Italy has effectively suspended a treaty with Libya that includes a nonaggression clause, amid turmoil in the North African nation, the foreign minister said Sunday.

The suspension removes a possible obstacle to Rome taking part in any peacekeeping operations in its former colony, or allowing the use of its military bases.

"We signed the friendship treaty with a state, but when the counterpart no longer exists — in this case the Libyan state — the treaty cannot be applied," Foreign Minister Franco Frattini said in comments to Sky Italia. "The de facto suspension of this treaty, even without declaring it, is already a reality."

In 2008, Libyan leader Moammar Gadhafi and Italian Premier Silvio Berlusconi signed the friendship treaty that included a pledge by Rome to pay Libya US$5 billion as compensation for its 30-year colonial rule. Libya in return promised to help Italy crack down on illegal immigrants.

One of the provisions in the treaty states that the parties commit themselves "not to resort to threatening or using violence." Another provision included a pledge by Italy neither to use nor allow others to use its territory in any hostile act against Libya.

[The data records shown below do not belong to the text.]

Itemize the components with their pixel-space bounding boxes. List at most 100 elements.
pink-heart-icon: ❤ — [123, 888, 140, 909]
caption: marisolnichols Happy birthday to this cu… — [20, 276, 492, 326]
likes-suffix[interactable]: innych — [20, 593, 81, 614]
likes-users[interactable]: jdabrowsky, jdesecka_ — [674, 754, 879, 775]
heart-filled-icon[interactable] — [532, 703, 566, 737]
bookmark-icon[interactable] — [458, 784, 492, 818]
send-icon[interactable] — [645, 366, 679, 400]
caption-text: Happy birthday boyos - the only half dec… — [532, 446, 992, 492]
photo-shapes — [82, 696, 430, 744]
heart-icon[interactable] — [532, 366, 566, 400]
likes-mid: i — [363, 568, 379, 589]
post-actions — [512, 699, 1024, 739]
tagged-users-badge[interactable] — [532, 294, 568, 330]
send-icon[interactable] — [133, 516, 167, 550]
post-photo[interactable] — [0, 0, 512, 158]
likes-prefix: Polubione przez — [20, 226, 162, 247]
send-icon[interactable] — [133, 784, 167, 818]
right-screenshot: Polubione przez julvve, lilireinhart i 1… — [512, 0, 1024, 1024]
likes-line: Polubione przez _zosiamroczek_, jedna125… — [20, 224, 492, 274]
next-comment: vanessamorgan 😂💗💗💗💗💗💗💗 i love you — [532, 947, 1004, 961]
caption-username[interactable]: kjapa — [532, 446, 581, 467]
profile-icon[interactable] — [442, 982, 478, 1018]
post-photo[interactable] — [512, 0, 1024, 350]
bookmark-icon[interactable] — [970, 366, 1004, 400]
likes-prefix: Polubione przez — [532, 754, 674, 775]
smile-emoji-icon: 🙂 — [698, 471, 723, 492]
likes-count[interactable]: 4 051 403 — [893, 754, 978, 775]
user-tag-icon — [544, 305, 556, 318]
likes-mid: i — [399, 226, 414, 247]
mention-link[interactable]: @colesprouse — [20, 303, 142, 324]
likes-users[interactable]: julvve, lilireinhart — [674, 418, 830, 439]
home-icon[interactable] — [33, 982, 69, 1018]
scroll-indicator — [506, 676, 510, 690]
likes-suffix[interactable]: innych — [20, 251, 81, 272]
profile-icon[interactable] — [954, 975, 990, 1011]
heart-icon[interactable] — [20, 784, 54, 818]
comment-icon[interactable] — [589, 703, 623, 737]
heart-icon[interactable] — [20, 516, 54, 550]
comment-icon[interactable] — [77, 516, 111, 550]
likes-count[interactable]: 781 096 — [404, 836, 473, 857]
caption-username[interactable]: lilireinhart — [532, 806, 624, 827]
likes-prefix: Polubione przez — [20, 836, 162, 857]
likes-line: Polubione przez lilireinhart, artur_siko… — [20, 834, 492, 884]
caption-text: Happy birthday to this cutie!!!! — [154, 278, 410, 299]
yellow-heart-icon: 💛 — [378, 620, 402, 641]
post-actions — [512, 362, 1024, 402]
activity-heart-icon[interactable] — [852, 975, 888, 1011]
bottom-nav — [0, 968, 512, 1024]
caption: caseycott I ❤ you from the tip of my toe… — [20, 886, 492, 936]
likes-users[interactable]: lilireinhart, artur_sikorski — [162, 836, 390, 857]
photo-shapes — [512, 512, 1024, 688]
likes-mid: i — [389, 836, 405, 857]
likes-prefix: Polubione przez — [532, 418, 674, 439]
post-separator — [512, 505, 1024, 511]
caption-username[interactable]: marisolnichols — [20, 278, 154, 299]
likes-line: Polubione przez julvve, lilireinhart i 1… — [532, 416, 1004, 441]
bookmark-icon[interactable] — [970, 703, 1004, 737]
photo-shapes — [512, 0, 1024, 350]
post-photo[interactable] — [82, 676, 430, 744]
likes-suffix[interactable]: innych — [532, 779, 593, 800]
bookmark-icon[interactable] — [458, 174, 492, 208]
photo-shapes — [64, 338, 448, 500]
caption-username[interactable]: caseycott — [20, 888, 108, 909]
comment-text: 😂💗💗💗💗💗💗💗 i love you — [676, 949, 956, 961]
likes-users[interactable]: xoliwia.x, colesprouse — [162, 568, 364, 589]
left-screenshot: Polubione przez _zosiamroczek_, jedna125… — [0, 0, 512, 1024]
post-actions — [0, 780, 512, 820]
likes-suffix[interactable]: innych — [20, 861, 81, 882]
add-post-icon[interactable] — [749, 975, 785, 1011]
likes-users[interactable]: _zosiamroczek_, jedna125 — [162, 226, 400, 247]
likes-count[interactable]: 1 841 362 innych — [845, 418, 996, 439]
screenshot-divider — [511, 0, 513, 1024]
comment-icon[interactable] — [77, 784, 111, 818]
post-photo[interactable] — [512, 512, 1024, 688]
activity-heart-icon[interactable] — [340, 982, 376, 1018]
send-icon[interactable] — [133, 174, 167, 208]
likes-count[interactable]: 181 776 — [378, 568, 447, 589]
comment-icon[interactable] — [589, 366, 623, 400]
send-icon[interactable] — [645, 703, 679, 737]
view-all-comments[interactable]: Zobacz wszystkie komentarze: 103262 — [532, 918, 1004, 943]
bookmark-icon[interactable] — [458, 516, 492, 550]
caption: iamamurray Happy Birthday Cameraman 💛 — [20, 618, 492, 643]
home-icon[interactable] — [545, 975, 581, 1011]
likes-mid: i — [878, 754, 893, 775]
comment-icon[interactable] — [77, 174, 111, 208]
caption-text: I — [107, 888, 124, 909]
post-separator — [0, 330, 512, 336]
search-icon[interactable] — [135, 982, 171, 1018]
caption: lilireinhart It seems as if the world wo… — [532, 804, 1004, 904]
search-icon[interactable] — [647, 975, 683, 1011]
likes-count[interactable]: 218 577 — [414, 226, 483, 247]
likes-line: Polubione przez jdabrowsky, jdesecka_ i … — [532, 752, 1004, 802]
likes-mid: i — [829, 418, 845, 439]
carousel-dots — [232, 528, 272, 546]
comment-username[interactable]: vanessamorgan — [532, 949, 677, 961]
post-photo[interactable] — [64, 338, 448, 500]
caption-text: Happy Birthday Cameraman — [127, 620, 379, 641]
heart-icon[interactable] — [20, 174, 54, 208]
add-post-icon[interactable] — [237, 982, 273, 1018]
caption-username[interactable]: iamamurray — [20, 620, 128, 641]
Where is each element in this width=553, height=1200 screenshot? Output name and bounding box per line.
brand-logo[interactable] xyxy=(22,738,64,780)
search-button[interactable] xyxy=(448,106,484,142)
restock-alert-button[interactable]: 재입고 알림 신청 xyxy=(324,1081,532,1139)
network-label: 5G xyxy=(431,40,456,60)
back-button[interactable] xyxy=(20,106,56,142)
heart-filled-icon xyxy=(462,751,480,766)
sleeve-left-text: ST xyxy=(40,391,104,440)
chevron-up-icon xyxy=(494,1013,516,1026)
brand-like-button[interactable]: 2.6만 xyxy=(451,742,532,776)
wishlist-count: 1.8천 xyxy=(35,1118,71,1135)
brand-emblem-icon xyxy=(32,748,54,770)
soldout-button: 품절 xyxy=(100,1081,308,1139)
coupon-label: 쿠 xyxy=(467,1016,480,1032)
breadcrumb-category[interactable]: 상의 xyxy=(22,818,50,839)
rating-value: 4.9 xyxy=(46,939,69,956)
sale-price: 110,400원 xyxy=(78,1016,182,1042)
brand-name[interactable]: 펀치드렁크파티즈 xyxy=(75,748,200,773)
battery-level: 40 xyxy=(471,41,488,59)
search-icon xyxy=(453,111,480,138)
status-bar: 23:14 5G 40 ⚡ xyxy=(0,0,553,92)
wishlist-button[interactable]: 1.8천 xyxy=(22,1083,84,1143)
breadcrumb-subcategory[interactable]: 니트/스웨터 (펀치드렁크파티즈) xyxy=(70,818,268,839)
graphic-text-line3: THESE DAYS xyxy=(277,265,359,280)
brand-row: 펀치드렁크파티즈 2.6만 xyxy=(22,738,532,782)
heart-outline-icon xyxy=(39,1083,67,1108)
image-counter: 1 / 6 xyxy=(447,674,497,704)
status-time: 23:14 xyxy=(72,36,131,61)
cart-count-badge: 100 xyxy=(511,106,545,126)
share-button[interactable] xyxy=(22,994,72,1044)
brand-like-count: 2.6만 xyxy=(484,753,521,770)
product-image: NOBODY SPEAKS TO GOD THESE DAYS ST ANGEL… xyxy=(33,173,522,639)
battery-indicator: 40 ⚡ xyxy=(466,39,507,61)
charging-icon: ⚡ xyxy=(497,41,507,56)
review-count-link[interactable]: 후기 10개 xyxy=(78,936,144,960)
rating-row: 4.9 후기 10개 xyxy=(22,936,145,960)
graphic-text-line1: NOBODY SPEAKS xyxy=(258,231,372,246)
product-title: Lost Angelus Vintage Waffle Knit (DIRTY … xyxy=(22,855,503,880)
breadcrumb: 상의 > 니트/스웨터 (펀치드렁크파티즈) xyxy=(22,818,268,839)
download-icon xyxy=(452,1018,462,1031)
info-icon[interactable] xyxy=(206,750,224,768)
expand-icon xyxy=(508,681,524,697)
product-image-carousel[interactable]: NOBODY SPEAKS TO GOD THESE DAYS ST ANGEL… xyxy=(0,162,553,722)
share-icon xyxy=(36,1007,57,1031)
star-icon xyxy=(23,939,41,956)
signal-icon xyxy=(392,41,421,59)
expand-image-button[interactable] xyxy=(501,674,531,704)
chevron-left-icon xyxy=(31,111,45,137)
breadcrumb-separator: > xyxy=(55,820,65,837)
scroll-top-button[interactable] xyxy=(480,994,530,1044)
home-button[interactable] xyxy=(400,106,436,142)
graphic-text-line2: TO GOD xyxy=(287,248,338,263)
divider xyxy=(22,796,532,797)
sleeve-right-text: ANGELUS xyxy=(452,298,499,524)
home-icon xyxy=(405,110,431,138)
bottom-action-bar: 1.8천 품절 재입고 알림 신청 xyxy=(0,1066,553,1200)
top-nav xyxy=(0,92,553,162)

There are several U.S. and NATO bases in Italy, and the U.S. 6th Fleet is based near Naples. After the treaty was signed, NATO sought clarification from Rome, and Frattini had to reassure allies at the time that multilateral international treaties that Rome was party to would stand.

Libya and Italy, whose islands are just a few hundred miles (kilometers) away from Libya's coast, have enjoyed warm ties recently and strong business interests, with Berlusconi and Gadhafi exchanging frequent visits.

As the protests in Libya spread and Gadhafi was accused of using excessive force against his people, Rome stepped up its condemnation of the regime's brutal crackdown.

Frattini welcomed a U.N. Security Council's decision Saturday to impose sanctions against Gadhafi's regime. He said that imposing a no-fly zone over Libya — which council members did not consider — remains an "important" option. But he added that further reflection was needed as such an option would significantly escalate the level of international community's intervention.